After you read The Right Stuff, for space buffs I would read "First on the Moon" by the three Apollo 11 astronauts and "Moon Shot: The Inside Story of America's Apollo Moon Landings" by Alan Shephard and Deke Slayton who both were in the "Mercury 7" of Wolfe's book and who both overcame medical groundings to make it into the Apollo program. For aviation buffs I can recommend "Yeager" a ghostwritten autobiography of the first man to break the sound barrier who features prominently in Wolfe's story. For fans of both, try "X-15 Diary: The Story Of America's First Space Ship" with a forward by Neil Armstrong's early contemporary, X-15 pilot Scott Crossfield, and written by a well-respected WW II historian. Armstrong and Crossfield were civilian test pilots -- Armstrong for NASA, Crossfield for manufacturer North American Aviation. The X-15 was the first rocketplane, first aircraft to go hypersonic (Mach 5+), first to get beyond the atmosphere and into space, and a successor to Yeager's X-1.
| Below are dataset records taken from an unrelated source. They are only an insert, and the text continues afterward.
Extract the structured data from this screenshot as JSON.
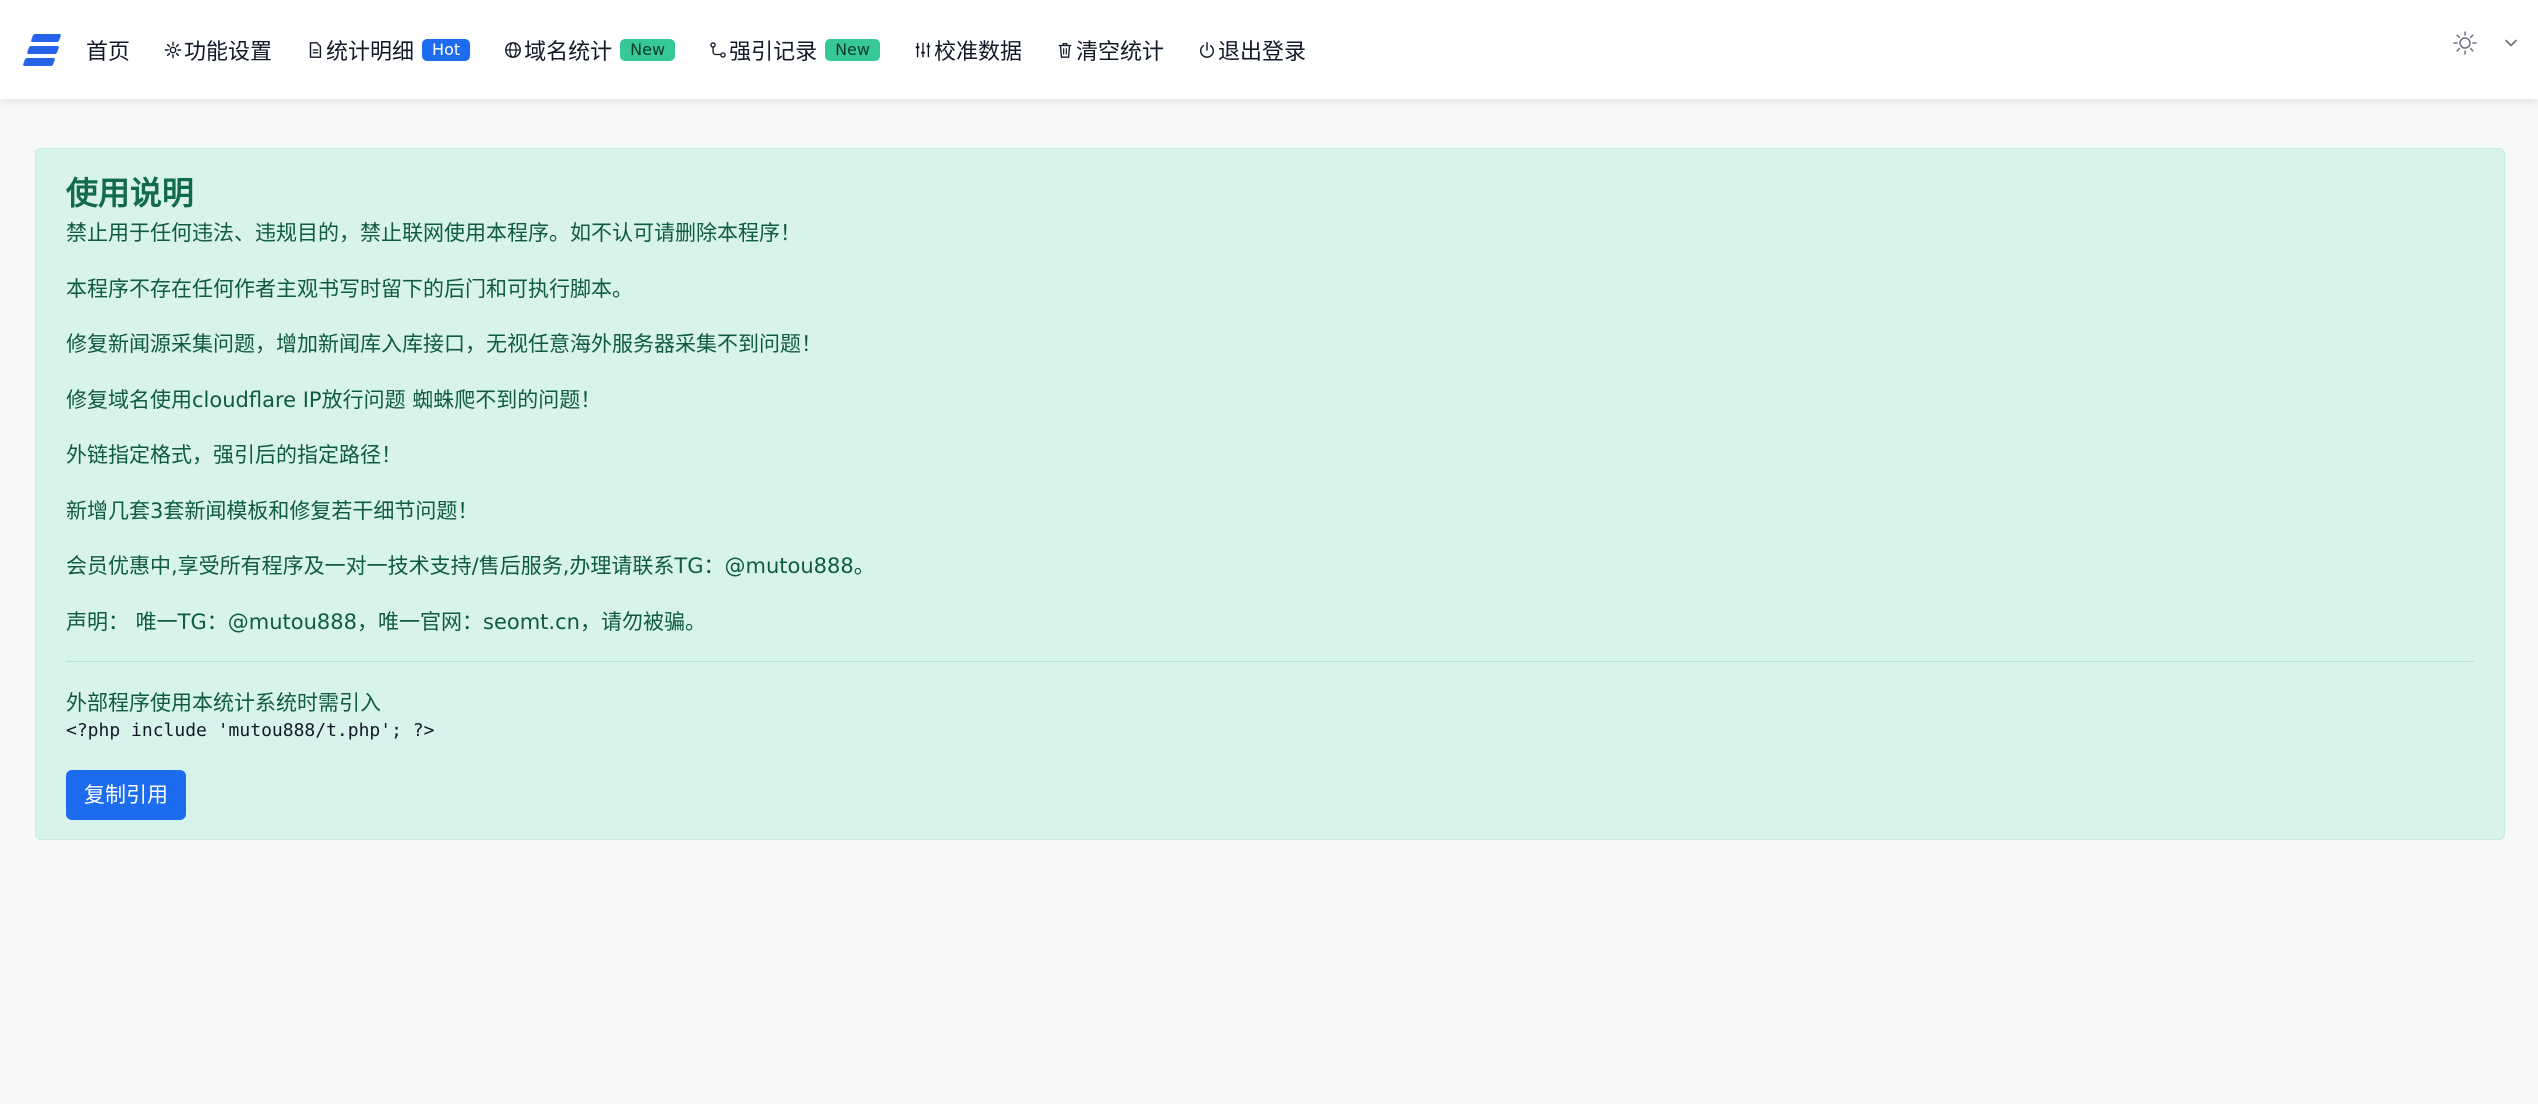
{
  "nav": {
    "home": "首页",
    "items": [
      {
        "icon": "gear-icon",
        "label": "功能设置",
        "badge": ""
      },
      {
        "icon": "document-icon",
        "label": "统计明细",
        "badge": "Hot"
      },
      {
        "icon": "globe-icon",
        "label": "域名统计",
        "badge": "New"
      },
      {
        "icon": "link-icon",
        "label": "强引记录",
        "badge": "New"
      },
      {
        "icon": "sliders-icon",
        "label": "校准数据",
        "badge": ""
      },
      {
        "icon": "trash-icon",
        "label": "清空统计",
        "badge": ""
      },
      {
        "icon": "power-icon",
        "label": "退出登录",
        "badge": ""
      }
    ]
  },
  "notice": {
    "title": "使用说明",
    "lines": [
      "禁止用于任何违法、违规目的，禁止联网使用本程序。如不认可请删除本程序！",
      "本程序不存在任何作者主观书写时留下的后门和可执行脚本。",
      "修复新闻源采集问题，增加新闻库入库接口，无视任意海外服务器采集不到问题！",
      "修复域名使用cloudflare IP放行问题 蜘蛛爬不到的问题！",
      "外链指定格式，强引后的指定路径！",
      "新增几套3套新闻模板和修复若干细节问题！",
      "会员优惠中,享受所有程序及一对一技术支持/售后服务,办理请联系TG：@mutou888。",
      "声明： 唯一TG：@mutou888，唯一官网：seomt.cn，请勿被骗。"
    ],
    "external_label": "外部程序使用本统计系统时需引入",
    "code": "<?php include 'mutou888/t.php'; ?>",
    "copy_button": "复制引用"
  },
  "colors": {
    "accent": "#1d6cf0",
    "card_bg": "#d8f3eb",
    "card_text": "#0f5a43",
    "badge_new": "#36c995"
  }
}
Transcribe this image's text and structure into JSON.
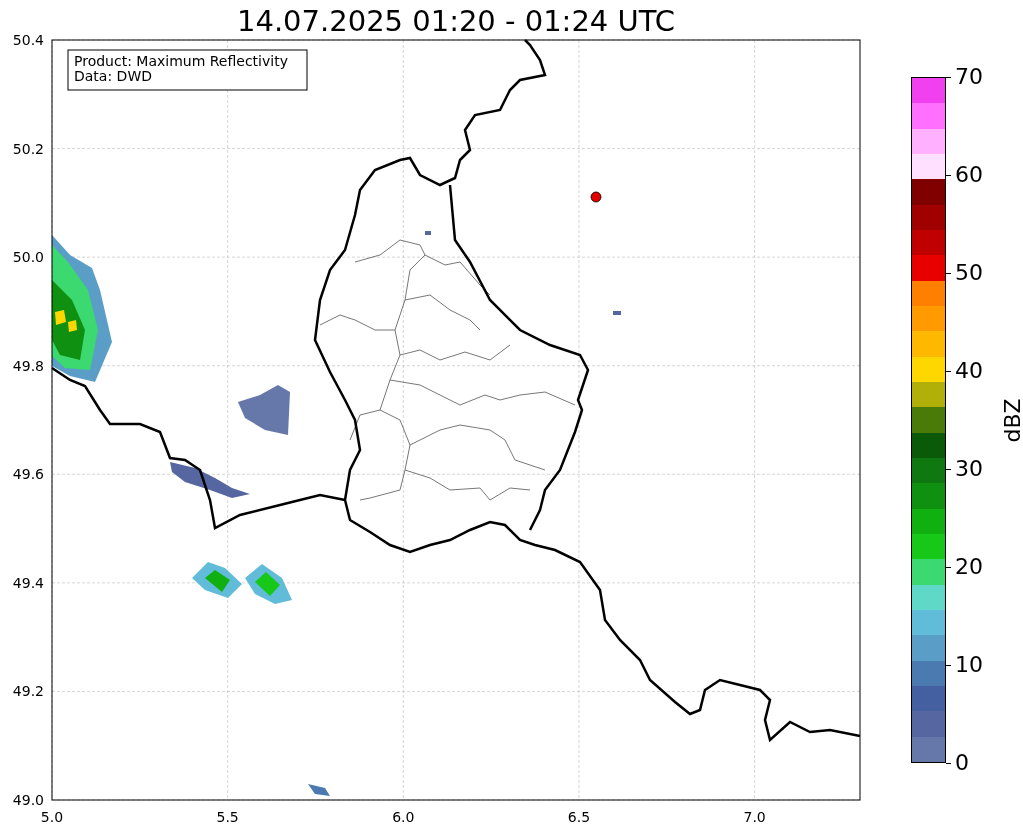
{
  "title": "14.07.2025 01:20 - 01:24 UTC",
  "info_box": [
    "Product: Maximum Reflectivity",
    "Data: DWD"
  ],
  "map": {
    "xticks": [
      "5.0",
      "5.5",
      "6.0",
      "6.5",
      "7.0"
    ],
    "yticks": [
      "50.4",
      "50.2",
      "50.0",
      "49.8",
      "49.6",
      "49.4",
      "49.2",
      "49.0"
    ]
  },
  "colorbar": {
    "label": "dBZ",
    "ticks": [
      "70",
      "60",
      "50",
      "40",
      "30",
      "20",
      "10",
      "0"
    ],
    "bands": [
      {
        "color": "#6677aa"
      },
      {
        "color": "#5566a0"
      },
      {
        "color": "#4460a0"
      },
      {
        "color": "#4a7ab0"
      },
      {
        "color": "#5a9ec8"
      },
      {
        "color": "#60bcd8"
      },
      {
        "color": "#60d8c8"
      },
      {
        "color": "#3cd870"
      },
      {
        "color": "#18c818"
      },
      {
        "color": "#10b010"
      },
      {
        "color": "#109010"
      },
      {
        "color": "#107810"
      },
      {
        "color": "#0a5a0a"
      },
      {
        "color": "#4a7a08"
      },
      {
        "color": "#b0b008"
      },
      {
        "color": "#ffd700"
      },
      {
        "color": "#ffb800"
      },
      {
        "color": "#ff9a00"
      },
      {
        "color": "#ff7f00"
      },
      {
        "color": "#e80000"
      },
      {
        "color": "#c00000"
      },
      {
        "color": "#a00000"
      },
      {
        "color": "#800000"
      },
      {
        "color": "#ffe0ff"
      },
      {
        "color": "#ffb0ff"
      },
      {
        "color": "#ff70ff"
      },
      {
        "color": "#f040f0"
      }
    ]
  }
}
For those who enjoy Wolfe's writing style, I can recommend "The Electric Kool-Aid Acid Test" about the Beatnik sub-culture and the heady days of psychedelic drug experimentation, and "The Bonfire of the Vanities" about the 1980s "go-go" Wall Street bubble and subsequent fall from grace. In all cases his characters come into vivid perspective. (The movie adaptation of the latter doesn't do the book justice.
But start with "The Right Stuff" since it will make you both laugh and whince. It is a great historical piece and a hallmark Tom Wolfe book.
David Petrovich
Great book, and it really is better than the movie. Lots of details that pilots will understand and appreciate.